Ho dovuto affrontare molte difficoltà in passato, posso citarne alcune: all’asilo misto che ha frequentato mio figlio (bambini dai 3 ai 5 anni) non era prevista una figura di assistenza. Lui aveva un tubicino che usciva dal petto, non poteva essere spintonato o fare giochi troppo violenti. Problemi simili li abbiamo vissuti a scuola: classi troppo numerose in aule piccole rappresentavano un costante rischio di traumi per mio figlio. In realtà poi l’unico episodio grave che si è verificato negli anni è dipeso da una stupidaggine: un pomeriggio in cui il pc non funzionava, per la rabbia di non potersi collegare ai suoi amatissimi amici per i giochi online, sbatté il piede a terra con forza e si causò un pericoloso sanguinamento articolare interno (chiamato emartro), che fortunatamente abbiamo risolto subito, ma che poteva diventare una complicanza grave”.

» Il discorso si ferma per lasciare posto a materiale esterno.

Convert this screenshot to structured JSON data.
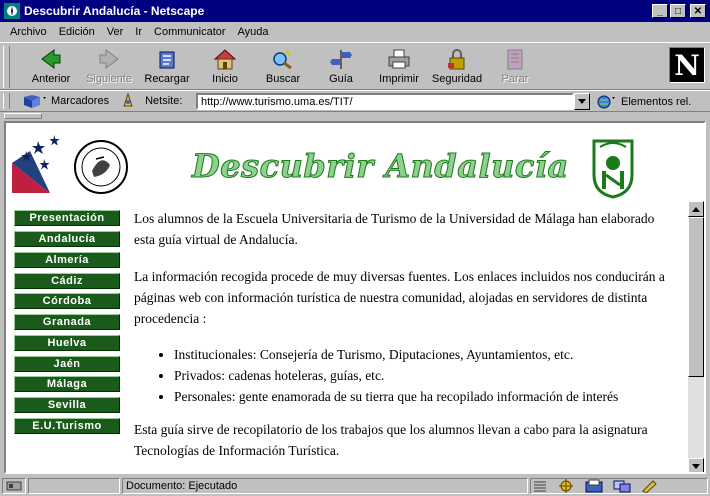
{
  "window": {
    "title": "Descubrir Andalucía - Netscape"
  },
  "menu": [
    "Archivo",
    "Edición",
    "Ver",
    "Ir",
    "Communicator",
    "Ayuda"
  ],
  "toolbar": [
    {
      "label": "Anterior",
      "icon": "back-icon",
      "enabled": true
    },
    {
      "label": "Siguiente",
      "icon": "forward-icon",
      "enabled": false
    },
    {
      "label": "Recargar",
      "icon": "reload-icon",
      "enabled": true
    },
    {
      "label": "Inicio",
      "icon": "home-icon",
      "enabled": true
    },
    {
      "label": "Buscar",
      "icon": "search-icon",
      "enabled": true
    },
    {
      "label": "Guía",
      "icon": "guide-icon",
      "enabled": true
    },
    {
      "label": "Imprimir",
      "icon": "print-icon",
      "enabled": true
    },
    {
      "label": "Seguridad",
      "icon": "lock-icon",
      "enabled": true
    },
    {
      "label": "Parar",
      "icon": "stop-icon",
      "enabled": false
    }
  ],
  "location": {
    "bookmarks_label": "Marcadores",
    "netsite_label": "Netsite:",
    "url": "http://www.turismo.uma.es/TIT/",
    "related_label": "Elementos rel."
  },
  "page": {
    "banner": "Descubrir Andalucía",
    "nav": [
      "Presentación",
      "Andalucía",
      "Almería",
      "Cádiz",
      "Córdoba",
      "Granada",
      "Huelva",
      "Jaén",
      "Málaga",
      "Sevilla",
      "E.U.Turismo"
    ],
    "p1": "Los alumnos de la Escuela Universitaria de Turismo de la Universidad de Málaga han elaborado esta guía virtual de Andalucía.",
    "p2": "La información recogida procede de muy diversas fuentes. Los enlaces incluidos nos conducirán a páginas web con información turística de nuestra comunidad, alojadas en servidores de distinta procedencia :",
    "bullets": [
      "Institucionales: Consejería de Turismo, Diputaciones, Ayuntamientos, etc.",
      "Privados: cadenas hoteleras, guías, etc.",
      "Personales: gente enamorada de su tierra que ha recopilado información de interés"
    ],
    "p3": "Esta guía sirve de recopilatorio de los trabajos que los alumnos llevan a cabo para la asignatura Tecnologías de Información Turística."
  },
  "status": {
    "text": "Documento: Ejecutado"
  },
  "colors": {
    "titlebar": "#000080",
    "nav_button": "#1a5a1a",
    "banner_green": "#8ed08e"
  }
}
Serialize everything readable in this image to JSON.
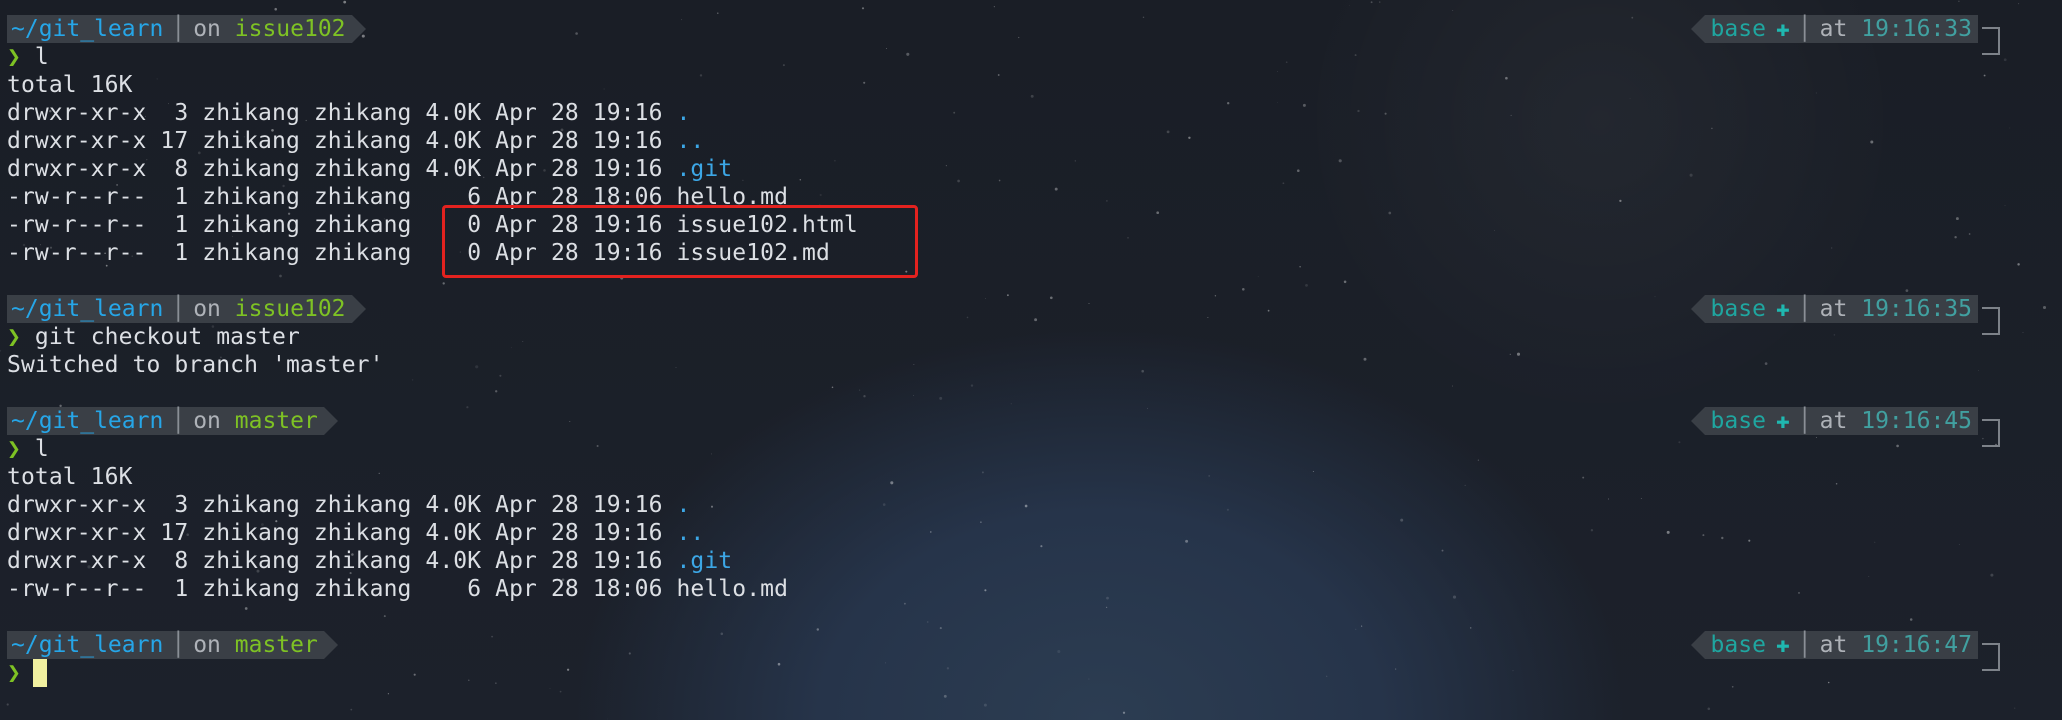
{
  "colors": {
    "background": "#1b2029",
    "segment_bg": "#3a3f46",
    "dir": "#26a6e8",
    "branch": "#7ec224",
    "env": "#1fa6a0",
    "time": "#41a0a0",
    "highlight": "#e3221f",
    "cursor": "#f1f0a0"
  },
  "prompts": [
    {
      "dir": "~/git_learn",
      "on": "on",
      "branch": "issue102",
      "env": "base",
      "at": "at",
      "time": "19:16:33",
      "chevron": "❯",
      "command": "l"
    },
    {
      "dir": "~/git_learn",
      "on": "on",
      "branch": "issue102",
      "env": "base",
      "at": "at",
      "time": "19:16:35",
      "chevron": "❯",
      "command": "git checkout master"
    },
    {
      "dir": "~/git_learn",
      "on": "on",
      "branch": "master",
      "env": "base",
      "at": "at",
      "time": "19:16:45",
      "chevron": "❯",
      "command": "l"
    },
    {
      "dir": "~/git_learn",
      "on": "on",
      "branch": "master",
      "env": "base",
      "at": "at",
      "time": "19:16:47",
      "chevron": "❯",
      "command": ""
    }
  ],
  "listing1": {
    "total": "total 16K",
    "rows": [
      {
        "meta": "drwxr-xr-x  3 zhikang zhikang 4.0K Apr 28 19:16 ",
        "name": ".",
        "is_dir": true
      },
      {
        "meta": "drwxr-xr-x 17 zhikang zhikang 4.0K Apr 28 19:16 ",
        "name": "..",
        "is_dir": true
      },
      {
        "meta": "drwxr-xr-x  8 zhikang zhikang 4.0K Apr 28 19:16 ",
        "name": ".git",
        "is_dir": true
      },
      {
        "meta": "-rw-r--r--  1 zhikang zhikang    6 Apr 28 18:06 ",
        "name": "hello.md",
        "is_dir": false
      },
      {
        "meta": "-rw-r--r--  1 zhikang zhikang    0 Apr 28 19:16 ",
        "name": "issue102.html",
        "is_dir": false
      },
      {
        "meta": "-rw-r--r--  1 zhikang zhikang    0 Apr 28 19:16 ",
        "name": "issue102.md",
        "is_dir": false
      }
    ]
  },
  "checkout_output": "Switched to branch 'master'",
  "listing2": {
    "total": "total 16K",
    "rows": [
      {
        "meta": "drwxr-xr-x  3 zhikang zhikang 4.0K Apr 28 19:16 ",
        "name": ".",
        "is_dir": true
      },
      {
        "meta": "drwxr-xr-x 17 zhikang zhikang 4.0K Apr 28 19:16 ",
        "name": "..",
        "is_dir": true
      },
      {
        "meta": "drwxr-xr-x  8 zhikang zhikang 4.0K Apr 28 19:16 ",
        "name": ".git",
        "is_dir": true
      },
      {
        "meta": "-rw-r--r--  1 zhikang zhikang    6 Apr 28 18:06 ",
        "name": "hello.md",
        "is_dir": false
      }
    ]
  }
}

“Per cercare di offrire il meglio a mio figlio – spiega emozionata Francesca – mi sono inventata maestra, medico, infermiera, e molte altre cose. Probabilmente in questo non sono diversa dalle altre mamme. Lotto spesso e volentieri contro la burocrazia e anche contro una certa incompetenza e ignoranza sui temi della malattia. Sento il peso di una grande responsabilità, sento che devo riflettere di più perché il percorso di accettazione e consapevolezza, necessario per la gestione ottimale della malattia, parte da me”.

Alberto oggi ha 15 anni e frequenta il liceo classico. Ha sempre voluto fare sport, come tutti i suoi coetanei e con i suoi amici. Ha fatto nuoto per anni, per due anni ha giocato anche a calcio, sport che avrebbe voluto continuare a praticare. Ha appena preso parte al progetto #LimitiZero, che gli ha permesso di lavorare insieme ad altri ragazzi e ai creativi dell’Istituto Europeo di Design di Milano per la realizzazione di uno spot dedicato proprio al superamento dei limiti dovuti alla malattia, ma non solo.

“Qualche limite la malattia lo comporta certamente, ma si tratta soprattutto di limiti psicologici. Spostiamo giorni e orari della profilassi in base alle esigenze, sempre sotto supervisione medica. Oggi siamo chiamati a fare una scelta verso i nuovi farmaci, per cui ci siamo presi i nostri tempi, per giungere con quanta più conoscenza e consapevolezza al cambio farmaco, considerata la vasta scelta di terapie a disposizione degli emofilici oggi per migliorare sempre più la percezione di benessere generale a cui si può aspirare anche grazie alla terapia personalizzata attraverso l’ausilio della farmacocinetica. Il futuro per l’emofilia è rappresentato dalla terapia genica e la speranza è parte integrante della cura. Al di là di tutto io sono soprattutto orgogliosa di mio figlio. La sua sensibilità e intelligenza sono straordinarie, così come lo è il suo modo resiliente di affrontare la vita”.